Ramón aún ignora hacia dónde dirigirá sus pasos. Alguien dijo que los viajes sirven para curar las heridas de amor. Él no cree que nada pueda curar la suya, cuando tiene la vida marcada y el sufrimiento está vivo. Se siente como si le hubiesen robado el alma, que no sabe bien lo que debe ser, pero que duele. Es un sufrimiento que se parece a una herida de ortigas. Se imagina revolcándose, el cuerpo desnudo, sobre una zarza. Se refriega una y otra vez, hasta que su cuerpo sangra. Luego, cuando todo quema como si fuese de fuego, una mano esparce sal en cada una de sus heridas, para que se multiplique el padecimiento. Cuando lo piensa, llega a la conclusión de que no es exactamente así. Él soportaría el dolor de las ortigas, de la sal que salpica las heridas abiertas, pero no puede resistir este otro dolor. Prueba a imaginarse distintas formas de tortura. Se inventa las más terribles que su cerebro es capaz de pensar, pero ninguna superaría la pena que vive. Se abraza al tronco del almez y se pregunta qué va a hacer con los años que le quedan por vivir.

Ramón es un chaval joven. Está acostumbrado a encontrarse con dificultades que puede superar a través del esfuerzo y las ganas. Es de un natural voluntarioso que se entrega a la vida con la misma intensidad que al trabajo. Por primera vez, ha descubierto que se dan situaciones en las que no sirve la voluntad. No es suficiente desear las cosas con todas tus fuerzas. No es suficiente añadir dosis de realidad a los deseos. Es decir, hacer lo posible para que pasen a la esfera de lo que podemos conseguir. Hay un momento en la vida en el que descubrimos que hay situaciones que no tienen remedio. No sirven los deseos ni la voluntad. Obsesionarnos con ello es como darnos golpes con la cabeza contra una pared: doloroso e inútil. Como Ramón también es tozudo, no está dispuesto a aceptarlo fácilmente. No quiere admitir lo que le ocurre.
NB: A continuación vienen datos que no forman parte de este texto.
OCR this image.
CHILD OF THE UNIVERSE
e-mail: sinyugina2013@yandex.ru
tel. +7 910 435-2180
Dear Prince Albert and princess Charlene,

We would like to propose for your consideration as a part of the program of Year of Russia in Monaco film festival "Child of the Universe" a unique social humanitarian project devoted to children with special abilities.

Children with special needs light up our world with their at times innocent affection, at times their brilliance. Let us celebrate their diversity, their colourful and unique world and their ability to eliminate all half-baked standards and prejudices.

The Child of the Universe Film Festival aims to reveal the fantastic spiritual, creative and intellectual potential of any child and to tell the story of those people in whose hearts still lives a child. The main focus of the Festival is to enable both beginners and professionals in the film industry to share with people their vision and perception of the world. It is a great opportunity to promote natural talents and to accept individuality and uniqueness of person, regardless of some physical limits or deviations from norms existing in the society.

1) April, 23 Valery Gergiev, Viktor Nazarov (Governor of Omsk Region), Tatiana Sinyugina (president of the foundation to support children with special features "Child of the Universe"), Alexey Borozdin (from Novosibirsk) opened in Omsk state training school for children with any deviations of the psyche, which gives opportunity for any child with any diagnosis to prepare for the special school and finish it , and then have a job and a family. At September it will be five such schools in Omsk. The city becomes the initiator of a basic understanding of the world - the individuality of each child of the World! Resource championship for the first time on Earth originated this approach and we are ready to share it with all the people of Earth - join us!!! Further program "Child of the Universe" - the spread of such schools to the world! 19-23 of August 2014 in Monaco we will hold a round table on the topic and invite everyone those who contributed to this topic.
Primero reacciona con un estallido de violencia incontrolada. Tiene las manos peladas de dar puñetazos al tronco del almez. Se despierta de repente con una tenaza que le oprime el pecho. Se ahoga en la respiración intermitente, mientras se descubre empapado de sudor. Entonces lo único que puede hacer es salir al jardín y empezar a correr. Correr kilómetros más allá de los últimos márgenes de piedra que señalan los límites de la finca. Parece un desalmado, un loco, un hombre perdido.